Ramazan ayının her bir günü, toplumsal hayatımızda özel bir yere sahip olan geleneklerin canlandırıldığı bir dönemdir. Bu özel ayın simgelerinden biri de, sahur vaktinin müjdecisi olan davulcular. Ancak bu yıl Ramazan davulcuları arasında yaşanan bir kavga, bu geleneksel rolü gölgede bıraktı. Olay, geçtiğimiz akşam saatlerinde bir grup davulcunun bir araya geldiği bir mahallede meydana geldi.

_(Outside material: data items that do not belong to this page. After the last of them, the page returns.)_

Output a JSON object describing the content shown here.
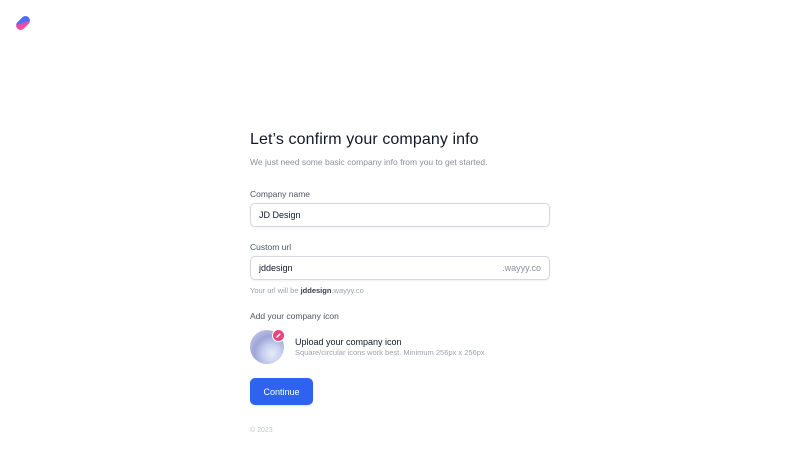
{
  "header": {
    "logo_icon": "brand-logo-icon",
    "logo_colors": [
      "#ff4fa0",
      "#3b6cf6"
    ]
  },
  "form": {
    "title": "Let’s confirm your company info",
    "subtitle": "We just need some basic company info from you to get started.",
    "company_name": {
      "label": "Company name",
      "value": "JD Design"
    },
    "custom_url": {
      "label": "Custom url",
      "value": "jddesign",
      "suffix": ".wayyy.co",
      "hint_prefix": "Your url will be ",
      "hint_bold": "jddesign",
      "hint_suffix": ".wayyy.co"
    },
    "company_icon": {
      "label": "Add your company icon",
      "upload_title": "Upload your company icon",
      "upload_desc": "Square/circular icons work best. Minimum 256px x 256px",
      "edit_icon": "pencil-icon",
      "badge_color": "#e8457f"
    },
    "continue_label": "Continue",
    "accent": "#2f62f0"
  },
  "footer": {
    "copyright": "© 2023"
  }
}
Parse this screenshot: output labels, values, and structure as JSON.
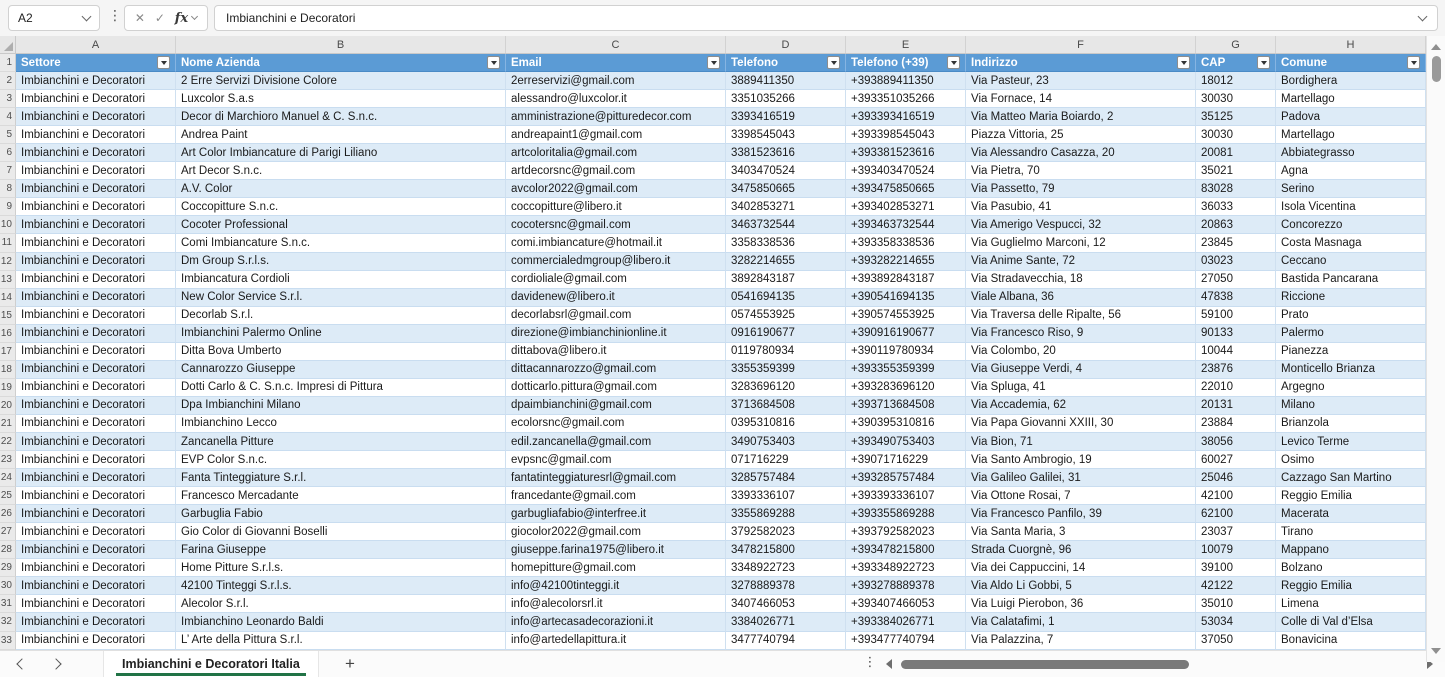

Aniden gelişen olayda, aralarında çıkan tartışma kısa sürede kavgaya dönüştü ve kargaşa sonucu 15 kişi yaralandı.
İddialara göre, mahalledeki birkaç davulcu, meslekleri gereği sahur vaktinde sokaklarda yürüyüş yaparak, halkı uyandırıp Ramazan’ı kutlama amacı taşımaktaydılar. Ancak, bazı davulcular arasında davul çalma tarzları ve kullandıkları teknikler üzerine yaşanan tartışmalar, gergin bir ortamı beraberinde getirdi. Konuşmaların sertleşmesi üzerine, olay büyüyerek kavgaya dönüştü. Kavgaya karışanların sayısının artmasıyla birlikte, hem davulcular hem de olayın şahitleri arasında oldukça kanlı bir kargaşa çıktı. Olayın daha da büyümesini engellemek için çevrede bulunan vatandaşlar durumu hemen polise bildirdi.
Polis ekipleri olay yerine intikal ettikten sonra, kavgayı sonlandırmak için müdahalede bulundu. Gergin ortam kısa sürede kontrol altına alındı fakat, ne yazık ki 15 kişi yaralanarak hastaneye kaldırıldı. Yaralıların durumunun ciddiyeti hakkında henüz net bir bilgi verilmezken, olayla ilgili olarak başlatılan soruşturmada, kavgaya karışan davulcuların kimlikleri belirlenmeye çalışılmakta. Yetkililer, yaşananların Ramazan ruhuna uygun olmadığını ve bu tür olayların bir daha yaşanmaması için önleyici tedbirler alacaklarını söylediler.
Ramazan ayı, bir arada yaşamanın, yardımlaşmanın ve hoşgörünün ön planda olduğu bir dönem olmalıdır. Ancak, yaşanan bu tür olaylar, toplum içinde gereksiz tartışmalara ve gerginliklere yol açmaktadır. Olayın ardından, pek çok vatandaş sosyal medyada durumu eleştiren paylaşımlar yaparak, bu tür kavgaların geleneksel değerlerimizi zedelediğine vurgu yaptı. Yetkililerin de bu durumu dikkate alarak, Ramazan davulculuğu gibi kültürel mirasımızı koruma noktasında daha etkin politikalar geliştirmeleri bekleniyor.Toplumun her kesiminden insanların bir araya geldiği bu özel aylarda, geleneklerimizi yaşatmak ve hoşgörüyü ön planda tutmak hepimizin sorumluluğudur. Kavgaların bir an önce sona ermesi ve bu tür geleneklerin keyifli bir şekilde yaşatılması, toplumun huzuru açısından büyük önem taşımaktadır. Umarız, bu tür nahoş olaylar bir daha yaşanmaz ve Ramazan, barış ve kardeşlik duygularının yoğunlukta olduğu bir dönem olarak hafızalarda yer bulur.